Golden apple (Spondius cytherea)

Sunday, December 7, 2014

By Richard J. Campbell

As Published at the Miami Herald


We all are in search for plants that enrich our lives, but require a minimum of time investment on our part. The mombins, as a group fit perfectly into this mold, providing aesthetics for our home garden, fruit for our enjoyment and more time for our families. They are in the mango family and come from Central America and Southeast Asia to provide us with nearly carefree plants for our home gardens. While there are many to choose from, we will highlight two species perfect for South Florida.


 The purple mombin (Spondias purpurea) is known by many names throughout its native range in Central America, including Mexican plum, jocote, jobo and hog plum. The latter name should not be taken as derogatory; it denotes the extreme usefulness of this fruit, serving not only as food for the people, but also for domestic livestock. Throughout <st1:place w:st="on">Central America the purple mombin is essential for subsistence farmers, providing a food source with little investment of time and money.


The tree remains small in most conditions and is among the easiest of plants to propagate. So easy that it has been used as a living fence in many of the locations where it is found. When the tree loses its leaves in the dry season it can be started simply by planting one of the leafless branches. Few plants offer such ease of propagation.


The purple mombin is a monsoon and drought adapted tree. During the rainy season it will have a lush, green canopy and will grow at an impressive rate, and during the dry season it will lose its leaves completely. In areas with severe, long dry seasons the purple mombin will remain leafless for several months. The tree will produce a multitude of small red flowers along the length of the bare branches that will set fruit with no worries of pollination. There are red-, yellow- and green-skinned selections that ripen at the end of the dry season, arriving to the size of a ping pong ball or even bigger in some selections. Unfortunately their stone is also large.


The flesh is eaten skin and all and the flavor is sweet and tart, with a slight hint of mango. The fruit are almost always eaten fresh, but can be made into preserves or even used as dried fruit. A good selection will be extremely productive if the tree is allowed to dry out properly during the dry season and given an ample dose of sunshine. The form of the tree, low and spreading when grown in the open, is pleasing to the eye and a joy for children to frolic among its branches. Fertilization, pest and disease control will not be necessary and irrigation is highly discouraged within the South Florida landscape.


The second mombin, which comes from Southeast Asia, is called the golden apple and warrants inclusion in the home garden for many of the same reasons. There are several types, but the most useful may be the dwarf golden apple, which appeared in the Americas in the last 20 years. The dwarf golden apple can be kept no taller than 8 ft in the home landscape. One will rarely find a tree that is easier to care for, and the tree will flower and fruit within the first year of planting – guaranteed. In the landscape it is a handsome small tree that will not overwhelm the home gardener.

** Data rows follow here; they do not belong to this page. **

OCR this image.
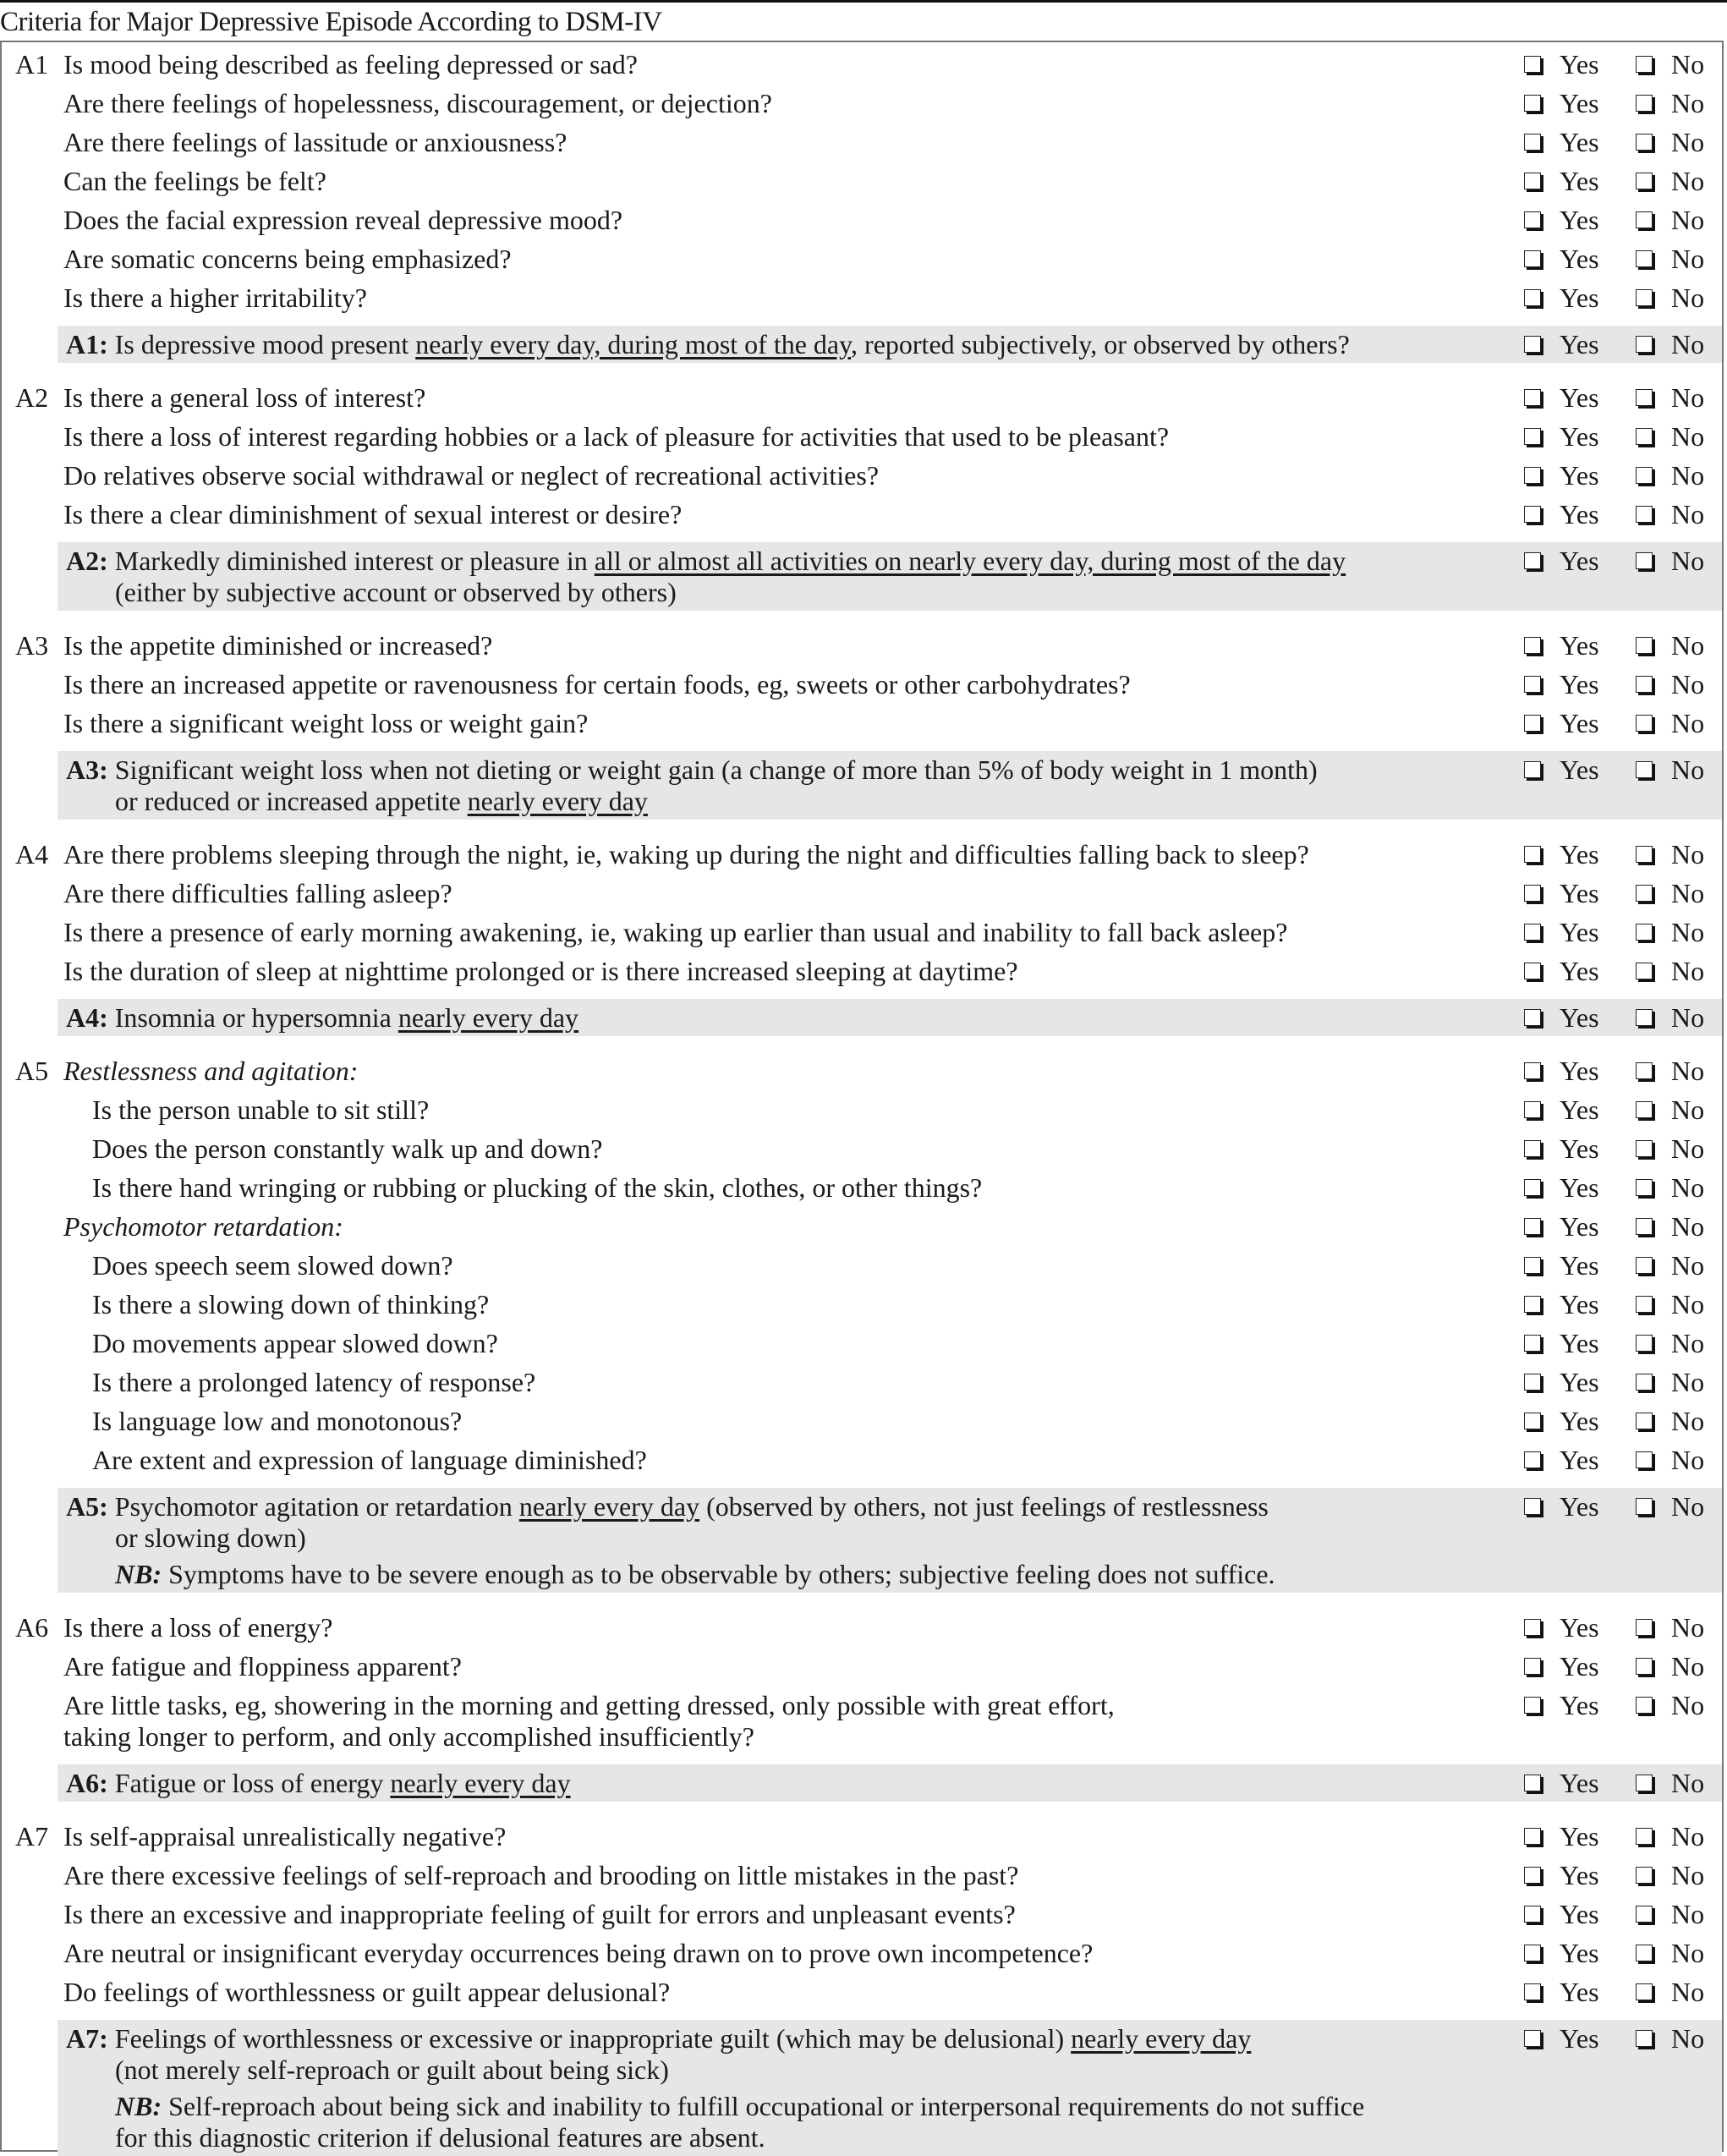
Criteria for Major Depressive Episode According to DSM-IV
A1 Is mood being described as feeling depressed or sad?	Yes	No
Are there feelings of hopelessness, discouragement, or dejection?	Yes	No
Are there feelings of lassitude or anxiousness?	Yes	No
Can the feelings be felt?	Yes	No
Does the facial expression reveal depressive mood?	Yes	No
Are somatic concerns being emphasized?	Yes	No
Is there a higher irritability?	Yes	No
A1: Is depressive mood present nearly every day, during most of the day, reported subjectively, or observed by others?	Yes	No
A2 Is there a general loss of interest?	Yes	No
Is there a loss of interest regarding hobbies or a lack of pleasure for activities that used to be pleasant?	Yes	No
Do relatives observe social withdrawal or neglect of recreational activities?	Yes	No
Is there a clear diminishment of sexual interest or desire?	Yes	No
A2: Markedly diminished interest or pleasure in all or almost all activities on nearly every day, during most of the day
(either by subjective account or observed by others)
Yes	No
A3 Is the appetite diminished or increased?	Yes	No
Is there an increased appetite or ravenousness for certain foods, eg, sweets or other carbohydrates?	Yes	No
Is there a significant weight loss or weight gain?	Yes	No
A3: Significant weight loss when not dieting or weight gain (a change of more than 5% of body weight in 1 month)
or reduced or increased appetite nearly every day
Yes	No
A4 Are there problems sleeping through the night, ie, waking up during the night and difficulties falling back to sleep?	Yes	No
Are there difficulties falling asleep?	Yes	No
Is there a presence of early morning awakening, ie, waking up earlier than usual and inability to fall back asleep?	Yes	No
Is the duration of sleep at nighttime prolonged or is there increased sleeping at daytime?	Yes	No
A4: Insomnia or hypersomnia nearly every day	Yes	No
A5 Restlessness and agitation:	Yes	No
Is the person unable to sit still?	Yes	No
Does the person constantly walk up and down?	Yes	No
Is there hand wringing or rubbing or plucking of the skin, clothes, or other things?	Yes	No
Psychomotor retardation:	Yes	No
Does speech seem slowed down?	Yes	No
Is there a slowing down of thinking?	Yes	No
Do movements appear slowed down?	Yes	No
Is there a prolonged latency of response?	Yes	No
Is language low and monotonous?	Yes	No
Are extent and expression of language diminished?	Yes	No
A5: Psychomotor agitation or retardation nearly every day (observed by others, not just feelings of restlessness
or slowing down)
NB: Symptoms have to be severe enough as to be observable by others; subjective feeling does not suffice.
Yes	No
A6 Is there a loss of energy?	Yes	No
Are fatigue and floppiness apparent?	Yes	No
Are little tasks, eg, showering in the morning and getting dressed, only possible with great effort,
taking longer to perform, and only accomplished insufficiently?
Yes	No
A6: Fatigue or loss of energy nearly every day	Yes	No
A7 Is self-appraisal unrealistically negative?	Yes	No
Are there excessive feelings of self-reproach and brooding on little mistakes in the past?	Yes	No
Is there an excessive and inappropriate feeling of guilt for errors and unpleasant events?	Yes	No
Are neutral or insignificant everyday occurrences being drawn on to prove own incompetence?	Yes	No
Do feelings of worthlessness or guilt appear delusional?	Yes	No
A7: Feelings of worthlessness or excessive or inappropriate guilt (which may be delusional) nearly every day
(not merely self-reproach or guilt about being sick)
NB: Self-reproach about being sick and inability to fulfill occupational or interpersonal requirements do not suffice
for this diagnostic criterion if delusional features are absent.
Yes	No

The dwarf golden apple has one distinct drawback. It is so productive that it should have its fruit thinned in order to achieve a larger fruit size. The blooms occur at the ends of the short branches and will set as many as 20 to 30 fruit on each cluster. However, with your fingers or hand shears all of the fruit except 1 or 2 should be removed. Fret not, for the dwarf golden apple will keep producing blooms from its many branches. The challenge will be to keep up with the fruit thinning, but it will be worth it.  


When thinned the fruit will be the size and shape of a jumbo egg. The fruit will be yellow in color and will have a sweet and tart flavor with even more of a mango flavor. The fruit are usually eaten out of hand, but there are many ways of preserving the fruit into pickles and chutneys. Just like the purple mombin the dwarf golden apple will lose its leaves during the driest of seasons, although it will not stay bare for nearly as long. The tree is almost ever-bearing, so when it does lose its leaves it will often still have fruit at the ends of its branches. It is best to harvest these fruit and do a little clean-up pruning on your golden apple at this time.


The golden apple, unlike the purple mombin, is best grown from seed. It will produce an identical plant to the mother tree. The new plant will begin to flower and fruit within one year of planting and thinning of the fruit on a young tree is important for proper fruit size and overall tree health. The dwarf golden apple will benefit more from light fertilization with a fruit tree fertilizer and will require no irrigation or pest control sprays.


The mombins are not common in the landscapes of South Florida, but when you encounter a community with many residents of Central American heritage, the mombins will definitely show themselves. Plants can be purchased from specialty fruit tree nurseries, but remember that if you wait until the dry season and ask for a branch of a good selection from a neighbor or friend, you too can be in production within a year or two. For the dwarf golden apple a seed will do quite nicely.


The mombins are the model of efficiency for the modern homeowner. There will be a maximum amount of time to enjoy the fruit of one’s labors and a minimum of work in managing the tree. It may take a little more time to find a good selection, but the reward is indeed substantial. Find one, plant it and enjoy!